Since I was dressed in my usual fleece zip up coat and jeans, I should not have been at all surprised when my daughter, in all her princessy glory asked me why I wasn’t “fancier.” She sat in front of me, my pint-sized little fashion-plate, smeared in blue eye shadow, way too much blush (and clearly the wrong color) and she was about to roll on the fifth coat of my lipstick carefully applied on every inch of skin from her nose to her chin.
She stopped what she was doing, adjusted her crown, and asked me why I wasn’t like my friend Mrs. G. because Mrs. G, my daughter informed me, has pretty earrings and ruffly sweaters and is just fancier than me.
My answer was simple: I like being comfortable. (Code for I don’t give a crap?)
Now if this isn’t a call for help, I don’t know what it. Stacy and Clinton, where are you??
I know I have a problem. I think there just might be something addictive in fleece. It’s warm, cozy, fuzzy, comes in lots of colors, it’s easy. What’s not to like?
I am not blaming the fleece. It’s me. I can’t take it off.
Every picture of me is the same. Jeans and a lilac fleece, clearly beaten death. Dog hair, stains, burn holes. But I still wear it. Throw it on every day. Over my jeans to the bus stop and preschool. Over my tennis top. With sweat pants. You name it.
I did attempt to ditch it once. I left it at home and drove my brave self to the mall.
I browsed sweaters and other clothing items without zippers or that comfortable softness I am used to. But then before I knew what was happening, I found myself at Old Navy, looking around, secretly and out-of-the-way of the sales clerks, staring longingly at a new display of fleece.
I yanked myself out of the store, mentally scolded myself a few times and then went home.
I tried. I was eager to admit to my friends and my husband that I tried.

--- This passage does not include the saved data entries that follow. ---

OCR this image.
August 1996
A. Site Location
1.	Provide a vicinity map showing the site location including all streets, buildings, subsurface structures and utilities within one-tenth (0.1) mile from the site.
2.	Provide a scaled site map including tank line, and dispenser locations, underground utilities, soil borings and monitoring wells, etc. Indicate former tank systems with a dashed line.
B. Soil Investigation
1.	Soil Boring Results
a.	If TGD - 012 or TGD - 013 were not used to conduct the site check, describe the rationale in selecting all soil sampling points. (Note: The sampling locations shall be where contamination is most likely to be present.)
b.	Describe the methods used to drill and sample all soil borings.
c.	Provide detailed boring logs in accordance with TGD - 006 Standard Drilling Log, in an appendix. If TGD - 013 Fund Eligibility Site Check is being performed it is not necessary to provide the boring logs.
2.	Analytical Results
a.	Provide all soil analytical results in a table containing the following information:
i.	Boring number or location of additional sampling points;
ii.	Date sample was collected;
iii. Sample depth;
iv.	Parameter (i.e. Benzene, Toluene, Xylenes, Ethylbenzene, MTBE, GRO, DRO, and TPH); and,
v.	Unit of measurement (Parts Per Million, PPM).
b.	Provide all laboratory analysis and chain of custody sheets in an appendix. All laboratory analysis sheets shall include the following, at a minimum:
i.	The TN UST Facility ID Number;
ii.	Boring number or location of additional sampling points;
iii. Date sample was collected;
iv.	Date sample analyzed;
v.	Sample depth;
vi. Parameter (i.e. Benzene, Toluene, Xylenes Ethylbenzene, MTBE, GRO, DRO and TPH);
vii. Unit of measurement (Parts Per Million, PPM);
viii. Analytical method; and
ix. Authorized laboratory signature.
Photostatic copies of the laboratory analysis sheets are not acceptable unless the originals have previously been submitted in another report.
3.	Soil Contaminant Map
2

It was chilly when I got home. Well, I know you know what happened next.
So as you can deduce, I have tried to deal with this problem myself. And I did actually ask my friends to burn it.
My husband came right out one day and said “I HATE that,” as he pointed to my cozy coverup. I did too, but I couldn’t stop.
Just this year though, I found the most beautiful deep sapphire-purple replacement. OK, it is fleece, but it’s NEW. And it was just 15 bucks.
I proudly wore it. And people noticed.
“Hey, new fleece?”
“Yeah! You like it?” I asked and spun around.
“Well. um, it’s better than that old purple thing. You finally threw it away did you?”
Sadly, I had to tell them. I didn’t throw it away. Just tossed it in the back of my closet.
I know it’s ugly. I know there are so many nicer articles of clothing out there.
There are some days when I do stop and quickly turn around just to see if anyone is secretly videotaping me. Sadly Stacy and Clinton are not there snarkily whisking me off for a fashion intervention in NYC with a $5,000 life changing wardrobe make over.
Well, if not my dear WNTW friends above, perhaps I can try to apply some of the 12 Steps for this kind of thing.
- Admitting that one can not control this addiction or compulsion — OK then. I admit it. I am powerless. I choose comfort over style.
- Recognizing a higher power can give you strength — Nordstrom? The Loft?
- Examining past errors with the help of a sponsor — Perhaps me and my fashionista daughter can go into my closet and just look. I guess I would have to admit to having more than one purple fleece jacket. (3 actually, plus a brown fleece turtleneck, blue quarter-zip and green roll neck.)
- Making amends for these errors — I guess this the part where I throw them ALL out? Can’t I keep just one?
- Helping others who suffer from the same addictions or compulsions — Fleece Lovers Anonymous. I will start a group. You know you are out there.
- Learning to live a new life with a new code of behavior — I might need some time on this one. Life without fleece would be hard. Very hard.
My friend was just telling me she thought there should be a certain time of day in which one should remove one’s workout clothes. Say around 10:30 a.m. That gives you plenty of time to work out if you are so inclined. It also gives you an excuse to bum around in comfy clothes after losing the desire to do so.
I suppose the same goes with my fleece jacket.
But think I need baby steps. I could just put it on in the morning and make sure it comes off sometime before bed. Then I could slowly work my way down to taking it off before dinner. Before lunch, and then gradually not putting it on at all.
Or maybe I can start next year.
Or maybe I will leave being fancy to my girlie girl. Clearly she doesn’t need her mother as a role model for this. In five years, she has created a style all her own.
Perhaps she’ll teach me a thing or two.